A modalidade é amplamente usada nos EUA, sobretudo por idosos, pessoas com dificuldade de locomoção, moradores de áreas afastadas e eleitores que viajam no dia da eleição. Em 2024, quase um terço dos eleitores utilizou cédulas enviadas pelo correio na eleição presidencial vencida por Trump. O pedido ocorre após uma juíza federal de Boston suspender temporariamente a nova norma antes das eleições legislativas de novembro. O Departamento de Justiça quer que a Suprema Corte derrube a decisão da juíza Indira Talwani. A regra determina novos requisitos para informações dos eleitores e para os envelopes das cédulas, além de permitir a recusa de correspondências fora dos padrões. Os estados também teriam de fornecer listas de eleitores autorizados a receber cédulas e utilizar envelopes aprovados pelo serviço postal, com códigos de barras exclusivos. Críticos afirmam que as medidas podem impedir milhares de votos legítimos às vésperas das eleições de meio de mandato, marcadas para 3 de novembro. A disputa ocorre em meio à tentativa dos republicanos de manter o controle do Congresso. Opositores dizem que as restrições podem favorecer os republicanos, pois eleitores democratas tradicionalmente recorrem mais ao voto pelo correio. Esta é a segunda vez que o governo Trump recorre à Suprema Corte para defender a medida.

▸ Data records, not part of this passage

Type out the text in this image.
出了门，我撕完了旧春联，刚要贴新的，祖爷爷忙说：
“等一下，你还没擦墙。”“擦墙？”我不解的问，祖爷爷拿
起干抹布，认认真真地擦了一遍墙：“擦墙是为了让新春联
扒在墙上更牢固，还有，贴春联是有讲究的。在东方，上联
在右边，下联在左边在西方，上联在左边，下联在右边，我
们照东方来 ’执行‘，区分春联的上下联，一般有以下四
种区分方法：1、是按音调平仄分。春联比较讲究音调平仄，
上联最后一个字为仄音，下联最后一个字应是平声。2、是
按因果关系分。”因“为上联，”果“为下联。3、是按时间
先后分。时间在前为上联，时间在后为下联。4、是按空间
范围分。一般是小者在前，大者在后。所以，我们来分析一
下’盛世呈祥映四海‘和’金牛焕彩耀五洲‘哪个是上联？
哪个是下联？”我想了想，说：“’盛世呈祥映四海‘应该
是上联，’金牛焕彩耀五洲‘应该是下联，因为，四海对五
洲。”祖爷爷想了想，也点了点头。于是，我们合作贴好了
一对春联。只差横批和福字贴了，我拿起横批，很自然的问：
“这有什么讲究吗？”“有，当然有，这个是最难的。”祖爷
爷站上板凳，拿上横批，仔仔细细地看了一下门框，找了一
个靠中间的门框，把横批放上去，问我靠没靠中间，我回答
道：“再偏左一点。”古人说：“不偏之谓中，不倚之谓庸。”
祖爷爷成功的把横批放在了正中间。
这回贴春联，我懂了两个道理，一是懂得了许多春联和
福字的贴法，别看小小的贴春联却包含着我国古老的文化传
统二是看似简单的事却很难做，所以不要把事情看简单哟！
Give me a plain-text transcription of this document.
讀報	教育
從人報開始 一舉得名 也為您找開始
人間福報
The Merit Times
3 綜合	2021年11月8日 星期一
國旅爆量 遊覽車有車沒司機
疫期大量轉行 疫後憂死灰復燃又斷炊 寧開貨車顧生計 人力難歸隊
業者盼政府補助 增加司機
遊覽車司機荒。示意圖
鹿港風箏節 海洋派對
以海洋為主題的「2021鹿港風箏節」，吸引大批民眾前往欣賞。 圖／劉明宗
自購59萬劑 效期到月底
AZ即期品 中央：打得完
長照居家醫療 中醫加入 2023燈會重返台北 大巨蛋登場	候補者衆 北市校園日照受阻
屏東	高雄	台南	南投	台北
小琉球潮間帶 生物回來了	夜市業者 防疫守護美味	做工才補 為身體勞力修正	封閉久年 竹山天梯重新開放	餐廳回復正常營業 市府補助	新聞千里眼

Em 24 de agosto, a corte, de maioria conservadora, derrubou uma liminar anterior contra o decreto presidencial. Trump assinou o decreto em março e há anos questiona a segurança do voto pelo correio, embora evidências de fraude eleitoral generalizada sejam raras. Em sua petição, o governo afirmou que a medida busca impedir o uso do serviço postal para fraudes eleitorais. Estados, principalmente governados por democratas, e grupos de defesa do direito ao voto contestam a nova regra. Talwani suspendeu a norma por 14 dias e considerou provável que ela viole a Constituição, que atribui aos estados a administração das eleições.